By John Fensterwald | The Educated Guess
July 2nd, 2010 -- A new report by the California Budget Project – “Race to the Bottom? California’s Support for Schools Lags the Nation” [follows]– underscores what’s at stake in the coming battle between Gov. Schwarzenegger and Democratic leaders on state education spending, a key difference in the stalemate over the state budget.
The report tracks 30 years of underfunding K-12 schools. Its conclusion: “The spending gap (between California and other states) widened after the passage of Proposition 13 in 1978, narrowed from the late 1990s through 2001-02, and has grown substantially since 2006-07.”
Many of the data points on expenditures are familiar:
- California ranked 44th among the 50 states in K-12 spending in 2009-10, according to the National Education Association’s calculations. (Education Week, which factors in cost of living, ranks California lower.)
- California spent $2,546 less per student than the rest of the nation in 2009-10. It would have to spend $15,4 billion more to reach the national average.
- The state ranked anywhere between 46th and 50th in terms of the number of K-12 students per teacher, guidance counselor, librarian and administrator.
As Democrats and Republicans get ready to square off once again on new taxes, consider a key measure of effort, what the state spends relative to what it can afford. California ranked 46th in spending as a percentage of personal income, a measure that reflects the size of the state’s economy and wealth. In 2008-09, it devoted 3.28 percent of personal income to K-12 schools, nearly 1 percentage point less than the national average of 4.25 percent. That’s the widest gap in 30 years – a reflection of how hard California’s been whacked in the current recession.
But with the exception of 2001-02, when spending in California spent 3.9 percent of personal income – 2 tenths percent behind the nation – California has always substantially lagged other states. The height of state spending was 1971-72, at 4 percent of personal income (4.5 percent nationally). Spending plummeted, to 3.4 percent, following the passage of Prop 13 in 1978, bumped along at roughly that level for 20 years before recovering in the dot-com years and falling again in the last four years.
The start of the fiscal year on Thursday found Schwarzenegger and Democratic leaders about 10 percent apart on spending for public schools.
According to the California Budget Project, California would have to raise $15. 3 billion more for K-12 schools to reach the national average of 4.25 percent. That’s three times the $5 billion difference between the $54 billion that Assembly Speaker John Perez and Senate President pro Tem Darrell Steinberg are calling for in public school spending and what Schwarzenegger has proposed.
Democrats are calling for an extraction tax on oil and the rescission of corporate tax breaks the Legislature passed last year. So far, no Republicans have indicated they’d go along.

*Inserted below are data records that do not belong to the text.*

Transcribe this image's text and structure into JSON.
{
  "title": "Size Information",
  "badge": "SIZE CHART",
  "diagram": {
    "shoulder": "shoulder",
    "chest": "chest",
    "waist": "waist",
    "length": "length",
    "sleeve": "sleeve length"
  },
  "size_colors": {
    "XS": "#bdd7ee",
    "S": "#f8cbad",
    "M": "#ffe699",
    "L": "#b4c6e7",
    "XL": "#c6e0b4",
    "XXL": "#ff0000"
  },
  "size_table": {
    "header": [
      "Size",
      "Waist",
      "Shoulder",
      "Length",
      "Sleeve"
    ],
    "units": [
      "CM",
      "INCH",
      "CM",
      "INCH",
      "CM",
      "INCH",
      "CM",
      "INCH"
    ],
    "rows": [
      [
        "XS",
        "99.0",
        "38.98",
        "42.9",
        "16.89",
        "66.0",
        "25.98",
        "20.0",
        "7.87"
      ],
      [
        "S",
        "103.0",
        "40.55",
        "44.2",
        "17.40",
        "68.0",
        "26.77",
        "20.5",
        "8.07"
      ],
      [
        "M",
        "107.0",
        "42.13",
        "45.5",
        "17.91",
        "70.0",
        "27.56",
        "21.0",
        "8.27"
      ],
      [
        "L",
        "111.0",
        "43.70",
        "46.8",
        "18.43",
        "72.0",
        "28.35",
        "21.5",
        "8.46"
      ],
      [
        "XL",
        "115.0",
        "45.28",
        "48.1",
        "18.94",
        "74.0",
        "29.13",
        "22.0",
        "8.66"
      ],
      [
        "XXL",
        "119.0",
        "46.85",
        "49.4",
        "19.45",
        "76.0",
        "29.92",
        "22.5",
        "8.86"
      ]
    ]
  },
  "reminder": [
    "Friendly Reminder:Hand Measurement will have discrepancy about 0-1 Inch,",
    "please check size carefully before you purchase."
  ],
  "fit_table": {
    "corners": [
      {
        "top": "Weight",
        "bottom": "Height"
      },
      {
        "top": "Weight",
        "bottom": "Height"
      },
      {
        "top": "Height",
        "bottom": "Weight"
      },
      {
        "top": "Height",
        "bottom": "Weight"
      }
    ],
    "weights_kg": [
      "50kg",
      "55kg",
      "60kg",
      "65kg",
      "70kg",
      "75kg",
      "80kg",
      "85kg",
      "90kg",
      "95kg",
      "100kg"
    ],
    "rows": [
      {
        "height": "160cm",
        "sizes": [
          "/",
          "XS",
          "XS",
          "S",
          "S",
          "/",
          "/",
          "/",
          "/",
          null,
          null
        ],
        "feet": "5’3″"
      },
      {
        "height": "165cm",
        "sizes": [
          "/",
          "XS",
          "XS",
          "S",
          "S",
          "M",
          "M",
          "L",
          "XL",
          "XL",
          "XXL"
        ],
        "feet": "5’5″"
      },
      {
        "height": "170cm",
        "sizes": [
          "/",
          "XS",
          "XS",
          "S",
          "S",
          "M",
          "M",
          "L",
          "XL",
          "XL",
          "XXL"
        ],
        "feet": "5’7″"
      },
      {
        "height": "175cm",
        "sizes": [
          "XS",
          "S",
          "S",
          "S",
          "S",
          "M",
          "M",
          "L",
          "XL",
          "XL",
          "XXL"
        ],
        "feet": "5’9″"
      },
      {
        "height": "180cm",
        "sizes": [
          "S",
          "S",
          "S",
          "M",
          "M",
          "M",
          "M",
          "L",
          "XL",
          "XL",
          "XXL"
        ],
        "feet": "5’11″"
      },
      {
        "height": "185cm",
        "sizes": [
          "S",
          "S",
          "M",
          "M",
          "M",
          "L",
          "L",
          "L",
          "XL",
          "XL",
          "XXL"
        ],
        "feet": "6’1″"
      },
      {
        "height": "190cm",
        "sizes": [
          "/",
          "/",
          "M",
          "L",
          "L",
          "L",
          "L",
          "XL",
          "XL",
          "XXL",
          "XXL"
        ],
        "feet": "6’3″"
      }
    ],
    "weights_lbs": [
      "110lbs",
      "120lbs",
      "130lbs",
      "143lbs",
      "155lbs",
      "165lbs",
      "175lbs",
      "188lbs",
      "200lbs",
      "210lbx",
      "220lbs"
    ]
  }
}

School spending falls further behind rest of nation
July 2, 2010 | California continues to fall behind other states when it comes to school funding.
Just how far? California now ranks 44th in how much it spends on its students – or $2,546 less than the average spent in the rest of the United States. That's the lowest it has been in 40 years compared to other states, in a depressing report from the California Budget Project.
<<Flickr photo by Woodley Wonderworks
The report calculates that just to bring California to the national average would require an extra $15.4 billion in spending – an increase of 29.5 percent. Those numbers underscore the impossibility of California catching up to the rest of the nation within any reasonable time period – if ever.
In fact, if Gov. Arnold Schwarzenegger has his way, California will fall even further behind the rest of the nation during the coming fiscal year.
Schwarzenegger is proposing to cut the basic amount school districts get for every student in attendance to $7,417, an 11 percent drop from $8,423 just two years ago (2008-09), according to a report by the legislative analyst's office.
The report also provides some ammuniton for those pushing back against GOP gubernatorial candidate Meg Whitman's assertion that 40 percent of education dollars don't make it into the classroom. The implication is that the funds are going to pay bureaucrats and other expenses extraneous to the educational process.
In fact, California has a lower proportion of administrators compared to all but three other states. According to the California Budget Project report, California schools average 358 students per administrator – far below the 216 students per administrator in the rest of the United States. California also spends a greater share of its education dollars on instruction and student services than do schools in the rest of the U.S. – 95.3 cents of every education dollar, compared to 93.8 cents in the rest of the United States.
By contrast, California spends 4.7 cents on each K-12 dollar on administration, food services and other expenses, while the rest of the country spends 6.2 cents on these same expenses.
In one arena, California has managed to find itself dead last in the nation: the number of librarians per K-12 student. California has one librarian for every 5,038 students – a ratio six times worse than the U.S. at a whole, which averages one librarian for every 809 students.
That was the ratio in 2007-08, the last year for which figures for librarians are available. As schools cut a range of school personnel even more deeply, even as California tries to motivate students to become literate, the state has nowhere further to fall, at least in rankings relative to other states.